第九章 黄雀(第12/16页)

袁从英抬眼看了看狄景晖,轻声道:“你真这么想?”

狄景晖一愣:“是啊,怎么了?你觉得有问题?”

袁从英摇摇头,随后任狄景晖再问什么,他都不开口了。

桌上的蜡烛很快就燃尽了,袁从英要节省着用,不肯再多点一支。狄景晖和韩斌本已累得筋疲力尽,吃饱喝足往炕上一倒就睡得昏天黑地,不知今夕何夕。为了防范野兽,袁从英还是去屋外点起一堆篝火,他守在篝火前一坐又是大半宿,实在是太累了。虽然户外的彻骨严寒还能让他不至于沉睡,但头脑中也时时有些半明半暗的恍惚,好像一忽儿又回到了多年前一个人亡命天涯时的情景,当时便是这样,即使疲困得几乎要死去,也还是要强迫自己保持警惕,否则下一刻就有可能遭到灭顶之灾。当然,现在的情况还有所不同,那时候他还可以一时泄气到恨不得死了算了,如今他连这样自暴自弃的权利都没有了,因为他必须活着,才能保护好屋子里面的那两个人。真的万万没有预料到,他们的塞外生涯会如此开始。
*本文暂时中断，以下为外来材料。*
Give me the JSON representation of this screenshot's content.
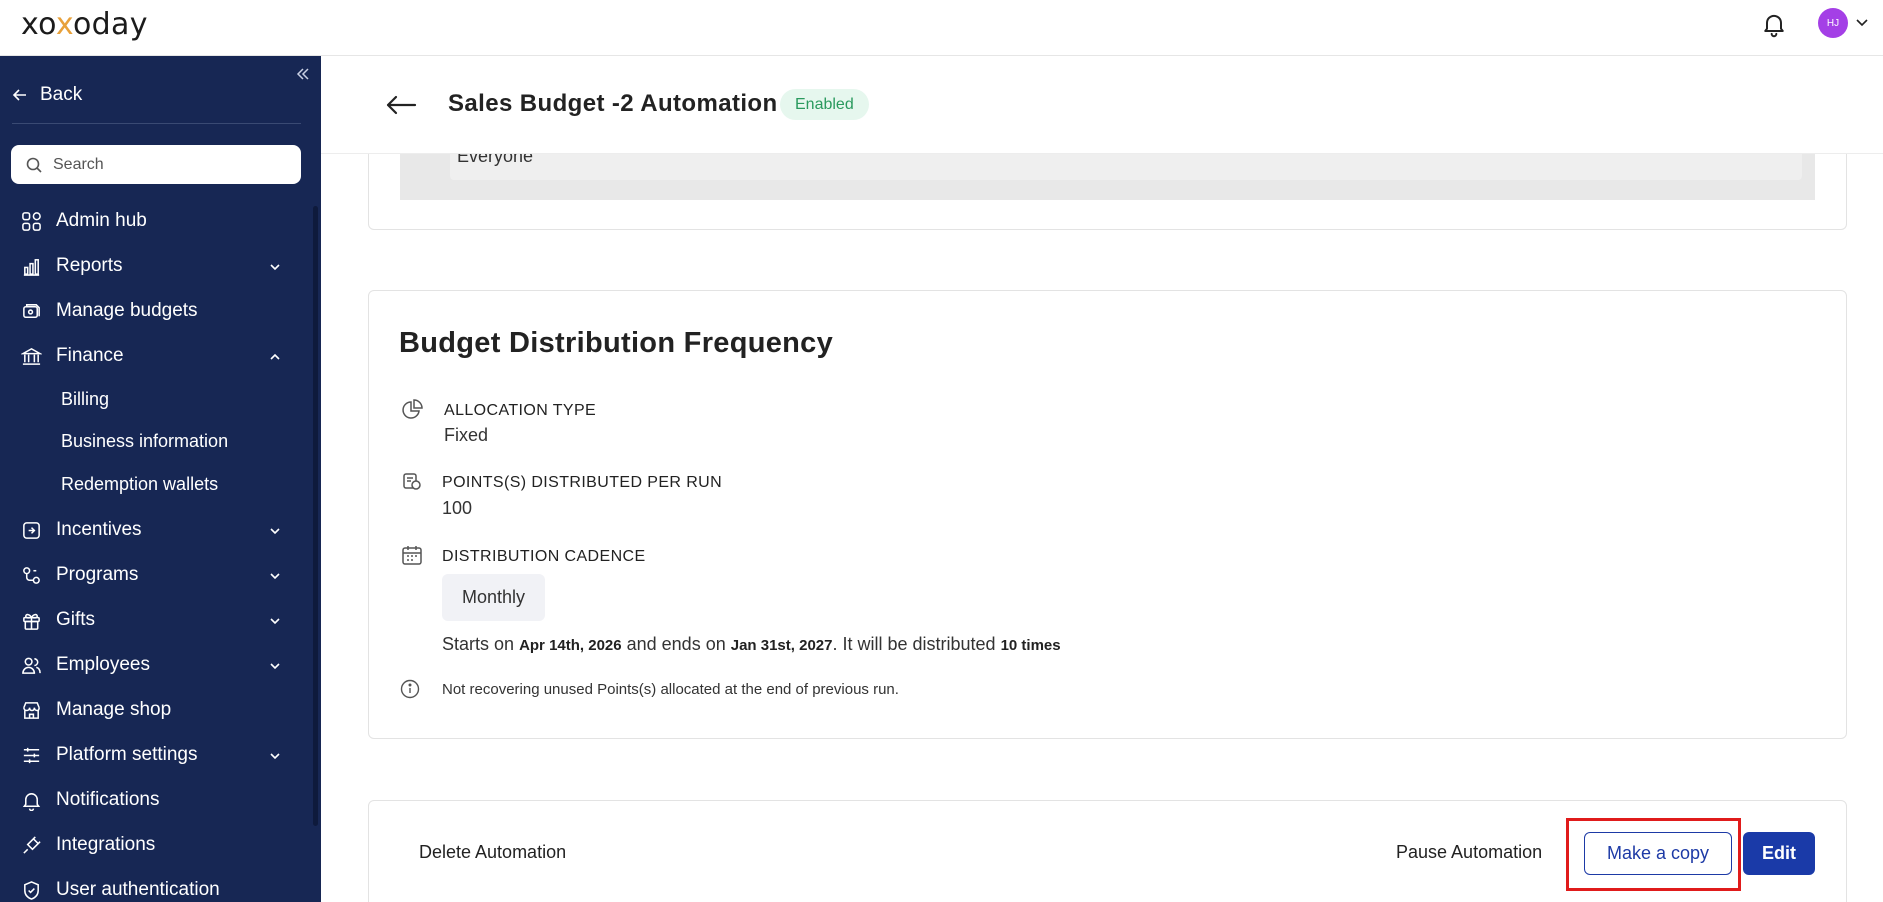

为了找件事情做,提提神,袁从英拿来那个生锈的铁锅,从地上抓起坚硬的细砂摩擦锅子上的锈斑,他仔仔细细地擦了一遍又一遍,居然把铁锅里的锈斑全部磨光了。就这样好不容易挨过了最深沉的黑夜,远端的天际开始初露曙光,袁从英觉得自己再也支持不住了,就到屋内去唤醒狄景晖,让他去守篝火。因为已是黎明,狼群基本上不会再来了,点着篝火只是以防万一,所以他才能勉强放心让狄景晖代替自己值守。狄景晖倒休息得很不错,醒来就感觉精神焕发的,兴冲冲地跑去屋外准备看大漠日出,袁从英便躺到炕上昏睡了过去。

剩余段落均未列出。